Loi Macron II : sans confiance, pas de reprise

Tout Info, tout éco jeudi 7 janvier 2016
écouter l’émission disponible jusqu'au 02/10/2018
Emmanuel Macron, ministre de l\\\'Economie, à, Beaugrenelle à Paris le 6 janvier 2016
Emmanuel Macron, ministre de l'Economie, à, Beaugrenelle à Paris le 6 janvier 2016 © Maxppp

‘’Nous devons être à la hauteur de l’état d’urgence économique’’. Déclaration d’Emmanuel Macron dans le quotidien Le Monde daté de jeudi 7 janvier. Le ministre de l’Economie revient largement sur les ambitions de sa loi sur le développement économique. L’occasion de faire un point sur la fameuse loi baptisée Macron II

Voyons déjà ce qu’il en était de la première, la loi pour la Croissance, l’activité et l’égalité des chances économiques publiée au journal officiel début août dernier. On y parlait beaucoup du travail et de l’emploi avec la modification des règles de licenciement collectif, la libéralisation des professions réglementées ou la réforme des Prudhommes. Le texte suit son chemin mais il convient de passer à la vitesse supérieure.
 

D’où la Loi Macron II, dite aussi loi ‘’noé’’ (nouvelles opportunités économiques)

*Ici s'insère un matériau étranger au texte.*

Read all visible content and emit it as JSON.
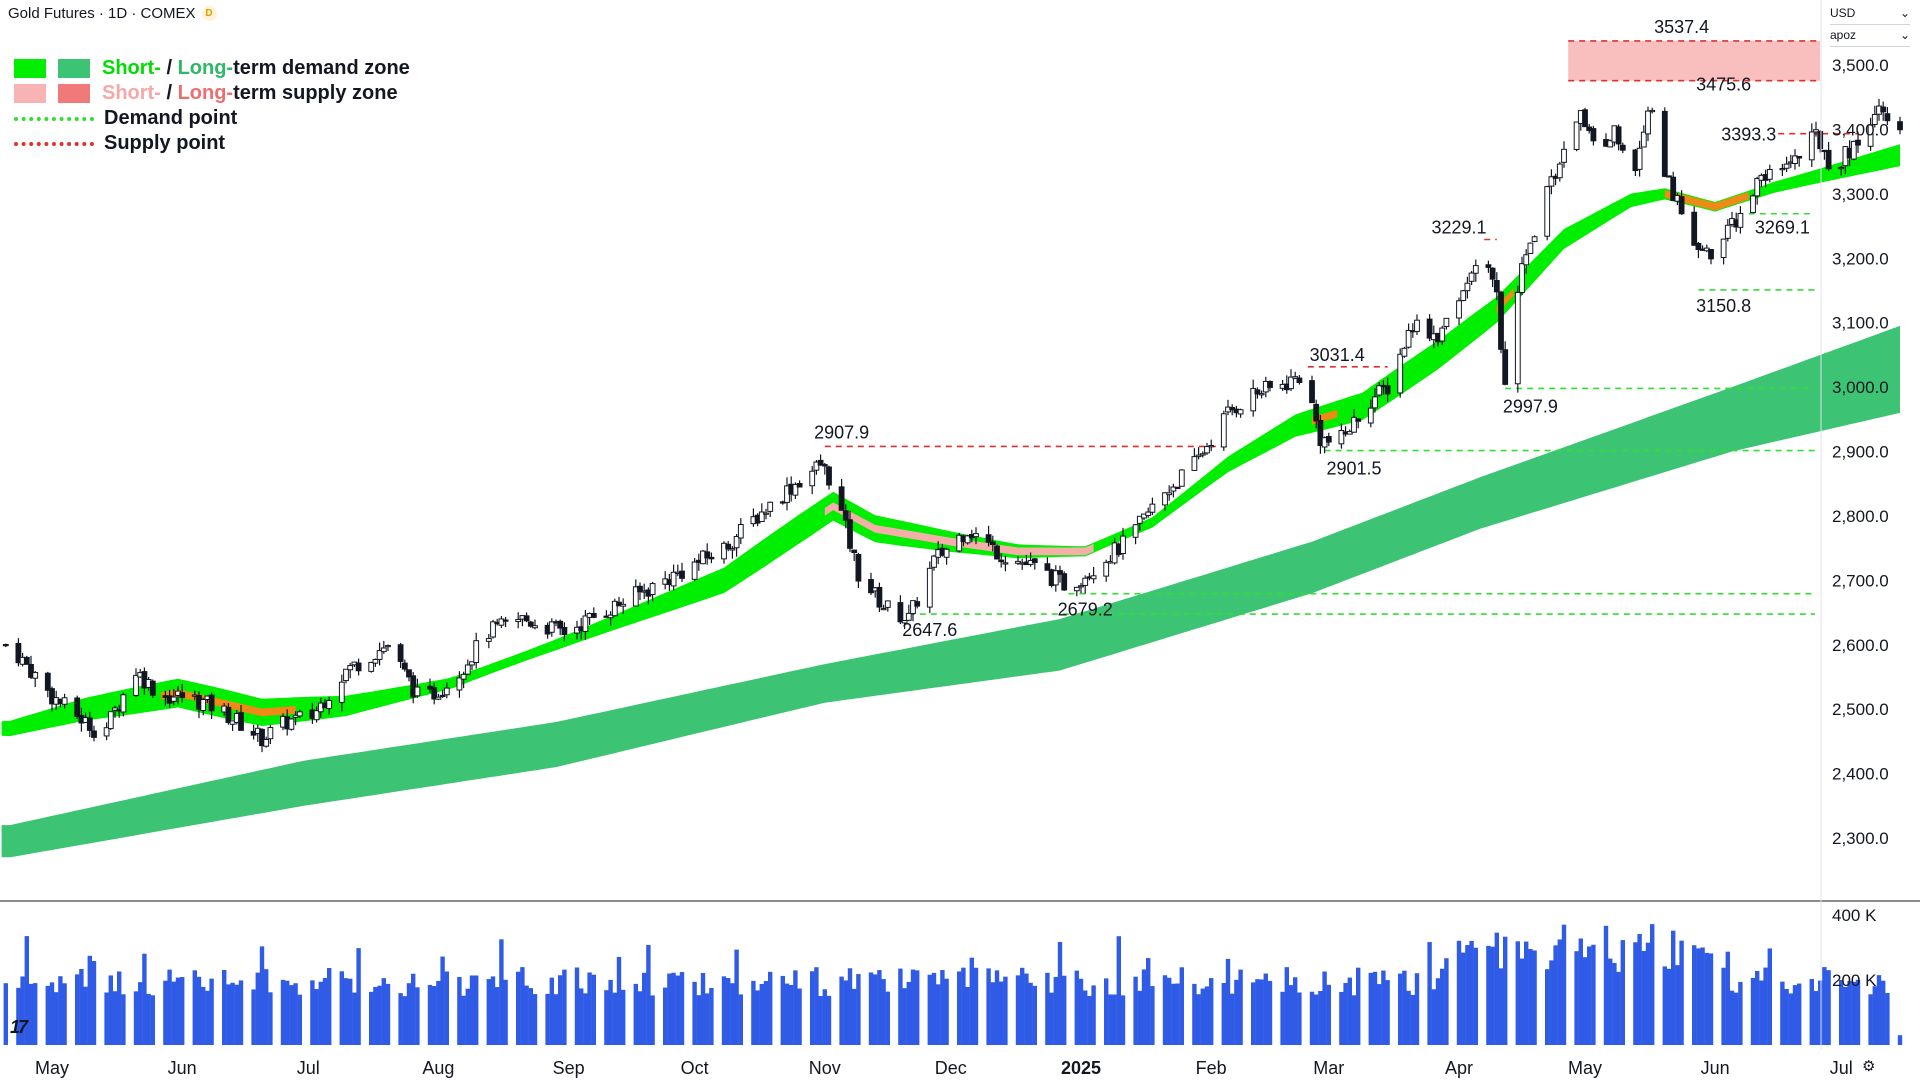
{
  "header": {
    "title": "Gold Futures · 1D · COMEX",
    "badge": "D"
  },
  "price_scale": {
    "currency": "USD",
    "mode": "apoz"
  },
  "legend": {
    "demand_zone": {
      "short": "Short-",
      "sep": " / ",
      "long": "Long-",
      "rest": "term demand zone"
    },
    "supply_zone": {
      "short": "Short-",
      "sep": " / ",
      "long": "Long-",
      "rest": "term supply zone"
    },
    "demand_point": "Demand point",
    "supply_point": "Supply point"
  },
  "colors": {
    "short_demand": "#00ee00",
    "long_demand": "#3cc474",
    "short_supply": "#f8b4b4",
    "long_supply": "#f07a7a",
    "demand_point": "#33dd33",
    "supply_point": "#e03030",
    "volume": "#2f5be6",
    "orange": "#ef8a17"
  },
  "footer": {
    "logo": "17"
  },
  "chart_data": {
    "type": "candlestick",
    "instrument": "Gold Futures",
    "interval": "1D",
    "exchange": "COMEX",
    "ylim": [
      2220,
      3560
    ],
    "yticks": [
      "2,300.0",
      "2,400.0",
      "2,500.0",
      "2,600.0",
      "2,700.0",
      "2,800.0",
      "2,900.0",
      "3,000.0",
      "3,100.0",
      "3,200.0",
      "3,300.0",
      "3,400.0",
      "3,500.0"
    ],
    "ytick_values": [
      2300,
      2400,
      2500,
      2600,
      2700,
      2800,
      2900,
      3000,
      3100,
      3200,
      3300,
      3400,
      3500
    ],
    "xticks": [
      "May",
      "Jun",
      "Jul",
      "Aug",
      "Sep",
      "Oct",
      "Nov",
      "Dec",
      "2025",
      "Feb",
      "Mar",
      "Apr",
      "May",
      "Jun",
      "Jul"
    ],
    "xtick_days": [
      0,
      31,
      61,
      92,
      123,
      153,
      184,
      214,
      245,
      276,
      304,
      335,
      365,
      396,
      426
    ],
    "x_start": "2024-05-01",
    "price_anchors": [
      [
        -10,
        2600
      ],
      [
        0,
        2520
      ],
      [
        12,
        2460
      ],
      [
        20,
        2560
      ],
      [
        26,
        2520
      ],
      [
        32,
        2520
      ],
      [
        40,
        2500
      ],
      [
        50,
        2455
      ],
      [
        56,
        2480
      ],
      [
        62,
        2490
      ],
      [
        70,
        2560
      ],
      [
        80,
        2600
      ],
      [
        88,
        2510
      ],
      [
        96,
        2550
      ],
      [
        104,
        2620
      ],
      [
        112,
        2640
      ],
      [
        122,
        2620
      ],
      [
        134,
        2660
      ],
      [
        146,
        2700
      ],
      [
        160,
        2750
      ],
      [
        168,
        2800
      ],
      [
        175,
        2840
      ],
      [
        183,
        2880
      ],
      [
        186,
        2850
      ],
      [
        192,
        2710
      ],
      [
        198,
        2660
      ],
      [
        204,
        2640
      ],
      [
        210,
        2730
      ],
      [
        218,
        2780
      ],
      [
        226,
        2740
      ],
      [
        234,
        2720
      ],
      [
        242,
        2690
      ],
      [
        248,
        2720
      ],
      [
        256,
        2760
      ],
      [
        264,
        2830
      ],
      [
        272,
        2880
      ],
      [
        280,
        2960
      ],
      [
        286,
        2990
      ],
      [
        292,
        3000
      ],
      [
        298,
        3020
      ],
      [
        302,
        2920
      ],
      [
        306,
        2910
      ],
      [
        314,
        2980
      ],
      [
        318,
        3000
      ],
      [
        324,
        3100
      ],
      [
        330,
        3080
      ],
      [
        336,
        3150
      ],
      [
        340,
        3210
      ],
      [
        344,
        3140
      ],
      [
        346,
        3000
      ],
      [
        350,
        3180
      ],
      [
        356,
        3300
      ],
      [
        362,
        3410
      ],
      [
        364,
        3430
      ],
      [
        368,
        3360
      ],
      [
        372,
        3400
      ],
      [
        376,
        3310
      ],
      [
        382,
        3470
      ],
      [
        384,
        3330
      ],
      [
        388,
        3270
      ],
      [
        392,
        3220
      ],
      [
        396,
        3200
      ],
      [
        400,
        3250
      ],
      [
        404,
        3300
      ],
      [
        410,
        3340
      ],
      [
        416,
        3360
      ],
      [
        420,
        3390
      ],
      [
        424,
        3340
      ],
      [
        430,
        3380
      ],
      [
        432,
        3410
      ],
      [
        436,
        3440
      ],
      [
        440,
        3390
      ]
    ],
    "ma_anchors": [
      [
        -10,
        2470
      ],
      [
        8,
        2500
      ],
      [
        30,
        2525
      ],
      [
        50,
        2495
      ],
      [
        70,
        2505
      ],
      [
        95,
        2540
      ],
      [
        120,
        2600
      ],
      [
        140,
        2650
      ],
      [
        160,
        2700
      ],
      [
        178,
        2780
      ],
      [
        186,
        2815
      ],
      [
        196,
        2780
      ],
      [
        214,
        2760
      ],
      [
        230,
        2745
      ],
      [
        246,
        2745
      ],
      [
        262,
        2790
      ],
      [
        280,
        2880
      ],
      [
        296,
        2940
      ],
      [
        312,
        2970
      ],
      [
        330,
        3050
      ],
      [
        344,
        3120
      ],
      [
        360,
        3230
      ],
      [
        376,
        3290
      ],
      [
        384,
        3300
      ],
      [
        396,
        3280
      ],
      [
        410,
        3310
      ],
      [
        440,
        3360
      ]
    ],
    "long_band_top": [
      [
        -10,
        2320
      ],
      [
        60,
        2420
      ],
      [
        120,
        2480
      ],
      [
        184,
        2570
      ],
      [
        240,
        2640
      ],
      [
        300,
        2760
      ],
      [
        340,
        2860
      ],
      [
        400,
        3000
      ],
      [
        440,
        3095
      ]
    ],
    "long_band_bottom": [
      [
        -10,
        2270
      ],
      [
        60,
        2350
      ],
      [
        120,
        2410
      ],
      [
        184,
        2510
      ],
      [
        240,
        2560
      ],
      [
        300,
        2680
      ],
      [
        340,
        2780
      ],
      [
        400,
        2900
      ],
      [
        440,
        2960
      ]
    ],
    "supply_zone": {
      "top": 3537.4,
      "bottom": 3475.6
    },
    "supply_points": [
      {
        "label": "3537.4",
        "value": 3537.4
      },
      {
        "label": "3475.6",
        "value": 3475.6
      },
      {
        "label": "3393.3",
        "value": 3393.3
      },
      {
        "label": "3229.1",
        "value": 3229.1
      },
      {
        "label": "3031.4",
        "value": 3031.4
      },
      {
        "label": "2907.9",
        "value": 2907.9
      }
    ],
    "demand_points": [
      {
        "label": "3269.1",
        "value": 3269.1
      },
      {
        "label": "3150.8",
        "value": 3150.8
      },
      {
        "label": "2997.9",
        "value": 2997.9
      },
      {
        "label": "2901.5",
        "value": 2901.5
      },
      {
        "label": "2679.2",
        "value": 2679.2
      },
      {
        "label": "2647.6",
        "value": 2647.6
      }
    ],
    "volume": {
      "yticks": [
        "400 K",
        "200 K"
      ],
      "ytick_values": [
        400000,
        200000
      ],
      "ylim": [
        0,
        430000
      ]
    }
  }
}
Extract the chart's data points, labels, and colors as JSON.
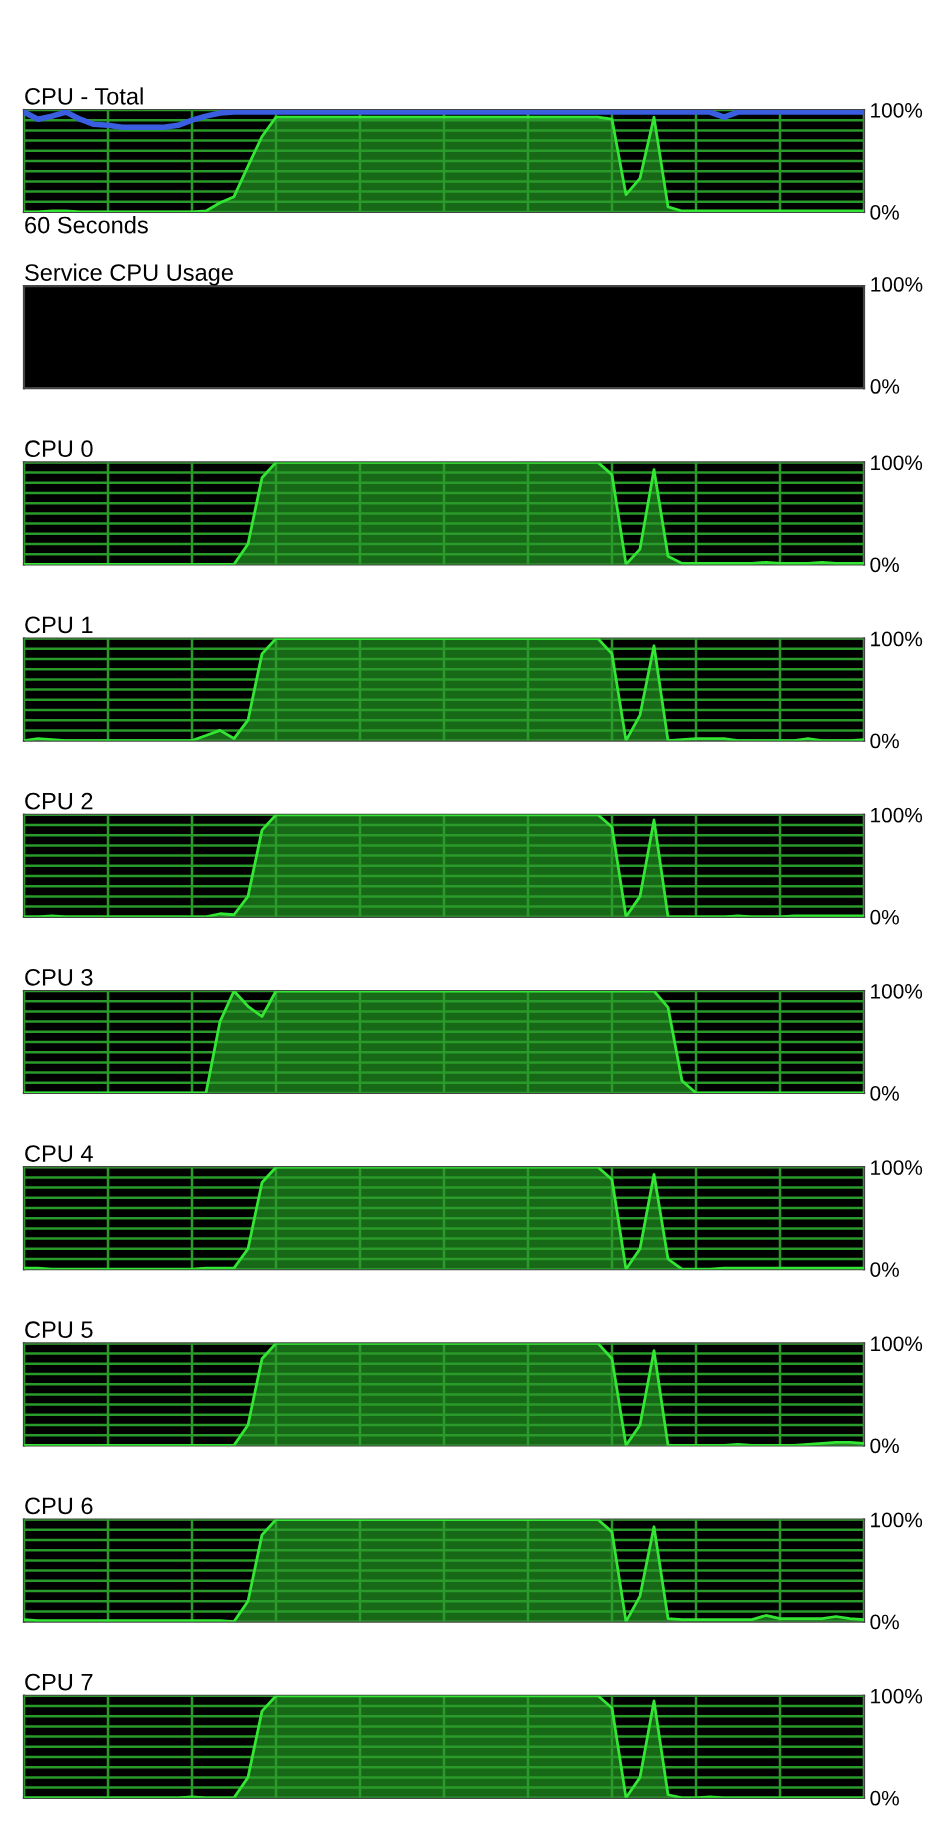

Cette fois il s’agit de préparer le terrain. Rendre ce terrain favorable aux créations d’entreprises dans les secteurs porteurs, notamment du numérique ; simplifier les régimes de travailleurs indépendants ; lever les obstacles à l’accès à certains métiers par des jeunes sans qualification, etc… Mettre de l’huile dans les rouages
Le but ultime est de rétablir la confiance. Car sans confiance pas de reprise. C’est vrai à la fois pour les industriels et les particuliers.
Emmanuel Macron le dit bien dans Le Monde : ‘’Les Français veulent non pas un optimisme béat mais savoir où l’on va’’ !
On le voit notamment avec la consommation. Les Français sont champions de l’épargne. Une épargne de précaution qu'ils réinjecteront en partie dans la consommation ou l’investissement s'ils ont confiance en l’avenir, si on leur propose un projet clairement défini. Est-ce le cas aujourd’hui ? A chacun de s’interroger et d’apporter la réponse
 

Exemple de réforme qui ferait bouger les lignes

Le logement. C’est le point noir aujourd’hui en France : logements trop chers, construction plombée, etc...
Une mesure forte et un signal envoyé aux Français serait de lancer une vraie politique du logement. Car derrière le logement, il y a la mobilité… celle dont on manque tant aujourd’hui pour aller chercher les emplois où ils se trouvent.
Une fiscalité beaucoup plus adaptée qu’elle ne l’est aujourd’hui favoriserait cette mobilité, une des armes pour lutter contre le chômage de masse.
Faute de projet concret, pas de dynamisme fédérateur… ce sont ces lignes qu’Emmanuel Macron entend faire bouger. L’idéal serait qu’il ne soit pas seul. Cela serait dans l’intérêt de tous.